Since the 1980s, the city has been beset with skyrocketing homicide rates, racial violence, and decaying neighborhoods. For many of those early years, the city also suffered from rampant graffiti, viewed as an outward sign of the city's troubles.
In 1984, Mayor W. Wilson Goode created the Anti-Graffiti Network, of which MAP was a component. To direct the program, he hired Ms. Golden, who had worked for the Los Angeles Citywide Mural Project and felt strongly that Philadelphia's graffiti writers would enjoy creating murals.
"I was taken by their talent," she says. "Here was this interesting group of young people who have been left out of the system, sort of disconnected from the mainstream, but they seemed to have a big love of art. They also had an uncanny knowledge of abstract expressionism."
In the beginning, the murals were small corners of beauty in areas where the only visual stimulation was billboards advertising alcohol and tobacco. What happened next surprised everyone. As soon as a mural grid went up on a building, graffiti would disappear. And community members began to feel a sense of ownership of the images. One measure of the program's success is that in 25 years, only six murals have been defaced.
In addition to a network of 400 artists, MAP (www.muralarts.org) works with thousands of at-risk youth, prisoners and ex-offenders, and police officers, as well as crime victims and victims' advocates.
The key that opened the door to working with such a broad range of groups was a new method of muralmaking. In 1990, California-based muralist Kent Twitchell was brought to Philadelphia to create his "breakthrough mural" of Dr. J.
Mr. Twitchell used a synthetic rubberlike material called parachute cloth. He painted the design on squares of the cloth and then attached them to the wall using acrylic gel. This innovation allowed MAP to take murals into schools and prisons, where people who might not be able to get to neighborhood locations could still participate in the painting process.
One such mural is currently being erected on the rectory of The Church of Philadelphia. It is part of MAP's Healing Wall program, which works with the Philadelphia Prison System.
Designed by muralist Jon Laidacker and based on Renaissance painter Raphael's famous "School of Athens," it speaks to The Church of Philadelphia's mission, "Find a need and fill it. Find a hurt and heal it."
"They say that a picture is worth a thousand words," says Pastor Carmine DiBiase, "and when I saw the different murals in the city, those that have a message, I felt that we here in the church have a message for the community.
"When this mural is completed, people not only from South Philadelphia but from Center City and other parts of the city will see it and what it says," Mr. DiBiase adds. "And if they go back to their community inspired by it, that's what it's all about."
Despite the mural program's prominence, not everyone believes in its social merits. Because the murals are created predominantly in poor neighborhoods, many people still equate them with urban blight.
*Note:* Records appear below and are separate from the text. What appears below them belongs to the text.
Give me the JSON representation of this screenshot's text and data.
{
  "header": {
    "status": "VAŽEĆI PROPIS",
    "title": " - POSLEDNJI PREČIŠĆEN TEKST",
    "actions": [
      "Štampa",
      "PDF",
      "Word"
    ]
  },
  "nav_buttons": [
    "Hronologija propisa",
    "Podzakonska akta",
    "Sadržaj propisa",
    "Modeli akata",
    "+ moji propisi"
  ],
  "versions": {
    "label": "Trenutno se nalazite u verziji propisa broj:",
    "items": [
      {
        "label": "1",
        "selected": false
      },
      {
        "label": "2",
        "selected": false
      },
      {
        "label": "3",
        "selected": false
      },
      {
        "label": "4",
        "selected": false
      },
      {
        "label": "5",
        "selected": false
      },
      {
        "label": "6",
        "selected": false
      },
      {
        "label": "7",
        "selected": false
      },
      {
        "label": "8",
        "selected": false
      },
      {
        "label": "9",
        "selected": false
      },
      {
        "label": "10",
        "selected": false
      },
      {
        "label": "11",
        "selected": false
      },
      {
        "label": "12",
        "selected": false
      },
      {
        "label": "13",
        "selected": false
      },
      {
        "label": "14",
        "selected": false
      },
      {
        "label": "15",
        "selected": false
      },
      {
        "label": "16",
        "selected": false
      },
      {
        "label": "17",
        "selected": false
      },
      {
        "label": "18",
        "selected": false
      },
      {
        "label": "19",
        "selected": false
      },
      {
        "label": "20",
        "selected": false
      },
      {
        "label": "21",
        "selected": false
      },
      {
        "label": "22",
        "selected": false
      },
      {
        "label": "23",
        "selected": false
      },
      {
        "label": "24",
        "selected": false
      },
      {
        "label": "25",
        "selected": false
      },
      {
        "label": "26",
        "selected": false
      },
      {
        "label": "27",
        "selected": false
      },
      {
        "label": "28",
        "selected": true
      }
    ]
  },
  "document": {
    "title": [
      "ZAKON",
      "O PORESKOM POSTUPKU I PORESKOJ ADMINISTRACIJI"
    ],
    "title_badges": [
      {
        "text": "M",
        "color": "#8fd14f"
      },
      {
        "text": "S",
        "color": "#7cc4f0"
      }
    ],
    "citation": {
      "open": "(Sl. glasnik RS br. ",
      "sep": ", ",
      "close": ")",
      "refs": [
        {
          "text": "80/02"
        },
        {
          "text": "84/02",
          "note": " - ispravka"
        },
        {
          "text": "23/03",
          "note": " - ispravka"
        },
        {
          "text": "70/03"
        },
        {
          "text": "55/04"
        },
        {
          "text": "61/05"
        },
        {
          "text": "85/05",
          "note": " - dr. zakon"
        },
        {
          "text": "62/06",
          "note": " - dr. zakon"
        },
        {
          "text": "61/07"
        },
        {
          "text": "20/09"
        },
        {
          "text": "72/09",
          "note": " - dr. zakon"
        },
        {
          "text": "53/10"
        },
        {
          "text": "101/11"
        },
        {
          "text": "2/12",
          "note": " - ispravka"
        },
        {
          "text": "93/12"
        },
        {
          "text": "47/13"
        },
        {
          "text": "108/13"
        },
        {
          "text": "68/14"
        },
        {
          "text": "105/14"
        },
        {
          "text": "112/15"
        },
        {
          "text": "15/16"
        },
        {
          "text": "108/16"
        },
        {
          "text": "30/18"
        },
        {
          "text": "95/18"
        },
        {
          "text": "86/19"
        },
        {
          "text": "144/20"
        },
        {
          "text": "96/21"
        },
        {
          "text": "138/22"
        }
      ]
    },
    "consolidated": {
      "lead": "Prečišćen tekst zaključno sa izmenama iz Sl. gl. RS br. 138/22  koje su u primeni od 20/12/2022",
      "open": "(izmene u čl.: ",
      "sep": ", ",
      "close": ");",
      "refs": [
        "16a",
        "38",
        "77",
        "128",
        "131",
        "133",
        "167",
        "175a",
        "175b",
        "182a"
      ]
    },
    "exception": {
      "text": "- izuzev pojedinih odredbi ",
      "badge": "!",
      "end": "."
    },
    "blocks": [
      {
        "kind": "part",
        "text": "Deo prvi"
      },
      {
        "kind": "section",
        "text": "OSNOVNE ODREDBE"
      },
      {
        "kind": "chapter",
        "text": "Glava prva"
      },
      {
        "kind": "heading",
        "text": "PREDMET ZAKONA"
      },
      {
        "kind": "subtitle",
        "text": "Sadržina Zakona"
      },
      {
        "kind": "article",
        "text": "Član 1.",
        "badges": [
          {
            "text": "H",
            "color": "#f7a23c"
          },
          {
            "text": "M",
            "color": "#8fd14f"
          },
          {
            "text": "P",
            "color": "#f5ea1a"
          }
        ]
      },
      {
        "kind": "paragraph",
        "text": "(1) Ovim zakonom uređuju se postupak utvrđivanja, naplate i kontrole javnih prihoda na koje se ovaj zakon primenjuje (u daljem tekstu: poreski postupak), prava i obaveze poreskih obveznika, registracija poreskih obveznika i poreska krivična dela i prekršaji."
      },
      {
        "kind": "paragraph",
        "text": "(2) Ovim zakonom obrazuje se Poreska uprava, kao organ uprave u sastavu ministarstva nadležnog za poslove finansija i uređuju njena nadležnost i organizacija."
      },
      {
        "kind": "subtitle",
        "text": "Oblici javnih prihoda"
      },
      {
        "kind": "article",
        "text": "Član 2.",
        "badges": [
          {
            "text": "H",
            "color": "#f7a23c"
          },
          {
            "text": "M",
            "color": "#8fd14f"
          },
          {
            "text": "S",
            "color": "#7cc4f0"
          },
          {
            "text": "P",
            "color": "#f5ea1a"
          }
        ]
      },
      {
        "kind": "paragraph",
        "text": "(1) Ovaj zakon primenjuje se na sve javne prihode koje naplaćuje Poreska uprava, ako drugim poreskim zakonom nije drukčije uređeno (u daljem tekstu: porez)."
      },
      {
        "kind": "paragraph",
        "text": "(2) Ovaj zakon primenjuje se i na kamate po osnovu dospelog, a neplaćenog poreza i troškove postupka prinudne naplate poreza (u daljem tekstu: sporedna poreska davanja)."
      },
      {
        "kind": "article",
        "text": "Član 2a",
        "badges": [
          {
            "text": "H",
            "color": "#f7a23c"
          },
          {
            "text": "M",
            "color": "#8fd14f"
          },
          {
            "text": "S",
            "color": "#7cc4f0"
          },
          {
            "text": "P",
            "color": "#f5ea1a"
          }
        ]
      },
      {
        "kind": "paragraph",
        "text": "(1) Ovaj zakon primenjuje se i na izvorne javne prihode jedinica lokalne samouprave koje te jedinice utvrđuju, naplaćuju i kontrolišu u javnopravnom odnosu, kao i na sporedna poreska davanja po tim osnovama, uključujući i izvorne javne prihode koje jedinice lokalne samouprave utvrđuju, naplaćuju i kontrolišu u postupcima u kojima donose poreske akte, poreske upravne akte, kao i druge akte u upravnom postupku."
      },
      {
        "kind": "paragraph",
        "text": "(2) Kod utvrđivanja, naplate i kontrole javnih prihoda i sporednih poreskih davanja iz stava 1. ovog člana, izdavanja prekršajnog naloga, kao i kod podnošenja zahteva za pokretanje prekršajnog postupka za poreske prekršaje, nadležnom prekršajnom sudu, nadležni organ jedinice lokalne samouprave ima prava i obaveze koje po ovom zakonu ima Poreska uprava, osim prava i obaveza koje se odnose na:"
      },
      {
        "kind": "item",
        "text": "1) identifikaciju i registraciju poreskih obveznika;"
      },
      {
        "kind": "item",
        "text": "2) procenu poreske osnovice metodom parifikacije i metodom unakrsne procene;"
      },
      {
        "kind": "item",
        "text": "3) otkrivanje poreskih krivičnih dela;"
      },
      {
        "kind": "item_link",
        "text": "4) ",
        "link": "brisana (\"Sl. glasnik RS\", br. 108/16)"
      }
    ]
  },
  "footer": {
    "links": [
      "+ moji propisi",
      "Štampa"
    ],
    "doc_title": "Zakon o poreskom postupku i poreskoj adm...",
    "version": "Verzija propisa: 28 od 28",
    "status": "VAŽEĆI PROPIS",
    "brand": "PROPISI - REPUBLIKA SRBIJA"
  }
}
Prosperous communities don't want the murals, and controversies have arisen over the placement of murals as well as the color of mural subjects' skin.
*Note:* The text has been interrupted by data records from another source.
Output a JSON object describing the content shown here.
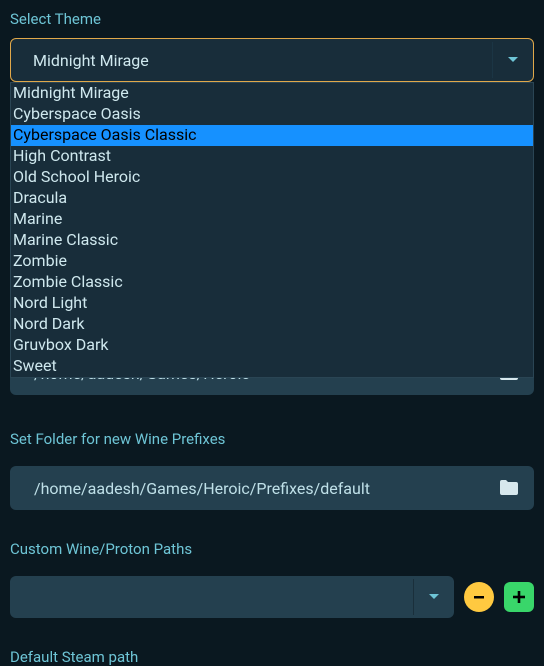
{
  "colors": {
    "background": "#0a1820",
    "panel": "#24404f",
    "panelDark": "#182d3a",
    "accent": "#6ec5d6",
    "focusBorder": "#e0a84a",
    "highlight": "#1691ff",
    "textLight": "#cfe8ee",
    "minus": "#ffc940",
    "plus": "#39d66a"
  },
  "theme": {
    "label": "Select Theme",
    "selected": "Midnight Mirage",
    "options": [
      "Midnight Mirage",
      "Cyberspace Oasis",
      "Cyberspace Oasis Classic",
      "High Contrast",
      "Old School Heroic",
      "Dracula",
      "Marine",
      "Marine Classic",
      "Zombie",
      "Zombie Classic",
      "Nord Light",
      "Nord Dark",
      "Gruvbox Dark",
      "Sweet"
    ],
    "highlighted_index": 2
  },
  "install_path": {
    "value": "/home/aadesh/Games/Heroic"
  },
  "wine_prefixes": {
    "label": "Set Folder for new Wine Prefixes",
    "value": "/home/aadesh/Games/Heroic/Prefixes/default"
  },
  "custom_paths": {
    "label": "Custom Wine/Proton Paths",
    "selected": ""
  },
  "steam_path": {
    "label": "Default Steam path"
  }
}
While troubled by the attitude of affluent neighborhoods, Golden prefers to direct her energy toward neighborhoods that want murals, and she takes comfort in changes the program makes in the lives of children who participate. Data show that 98 percent of the high school students who work with MAP graduate, a big accomplishment in a city where the dropout rate exceeds 15 percent. MAP also helps graduating students find scholarships and takes them on campus visits.
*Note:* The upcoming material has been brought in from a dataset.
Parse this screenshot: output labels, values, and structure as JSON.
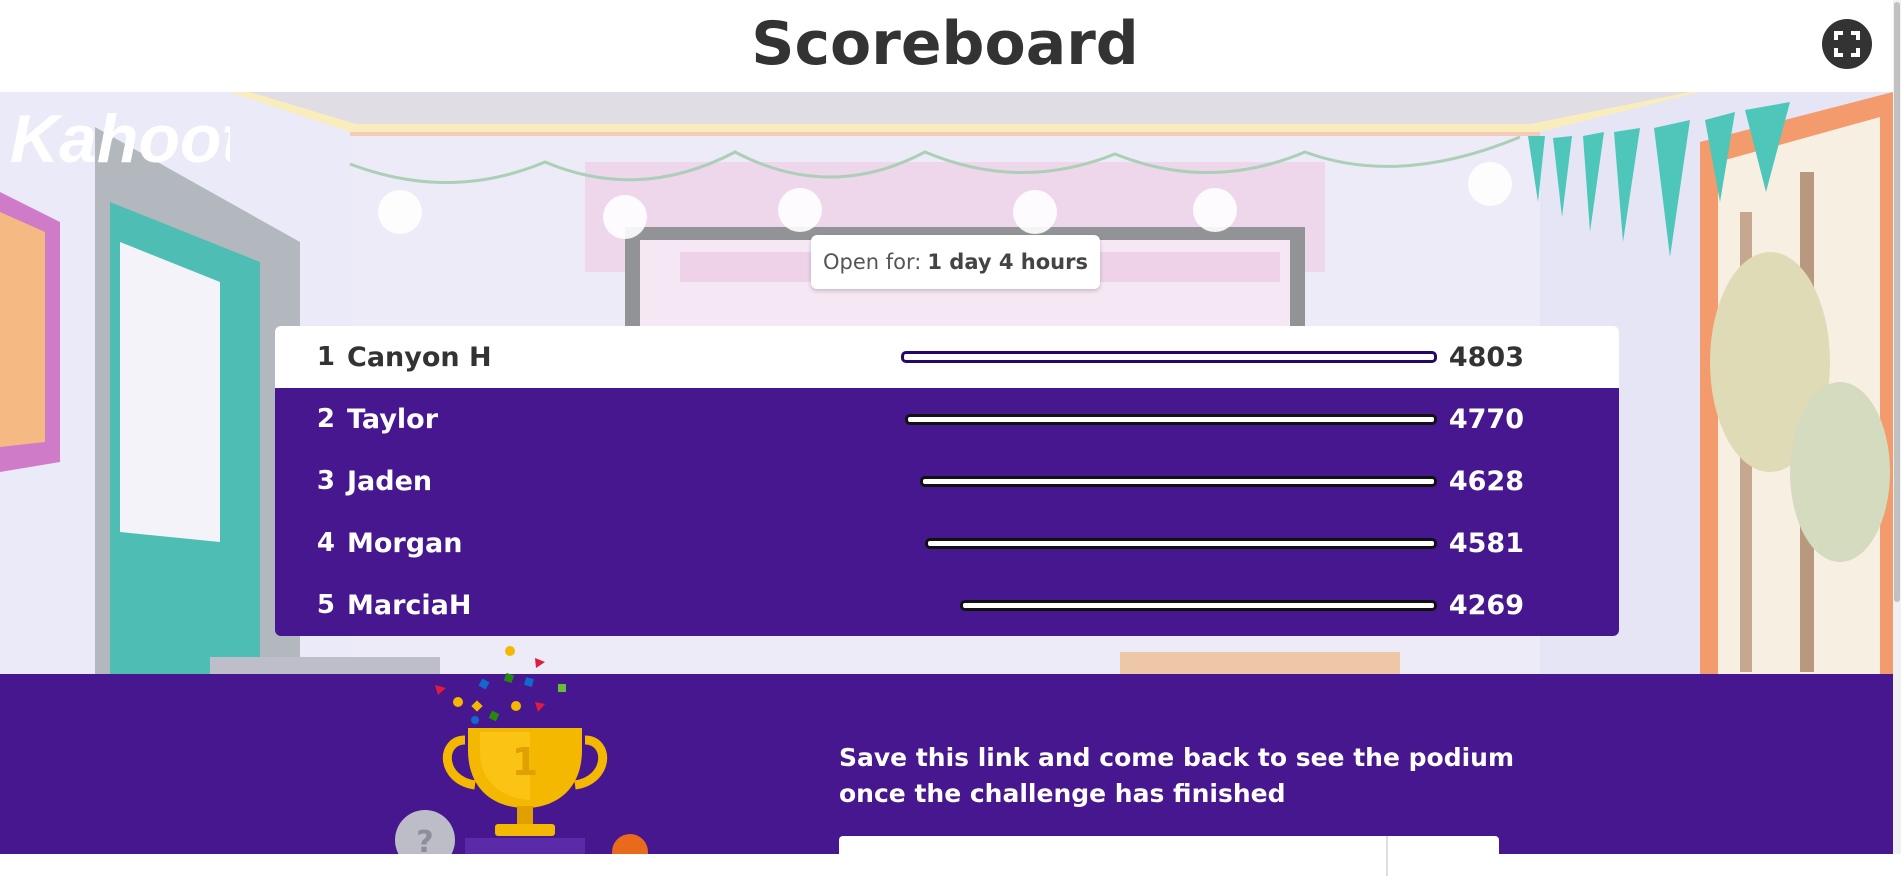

"I'm not saying that murals are a panacea for everything that ails a city," says Golden, "but it's been somewhat extraordinary for me to observe how they can promote that kind of change in a community. Someone once said to me, 'For kids who are troubled, what difference does it make if they have art?' It makes all the difference in the world.
"Do we save every kid? Of course not. No program does that. But the truth is, we save some. And that's a great thing."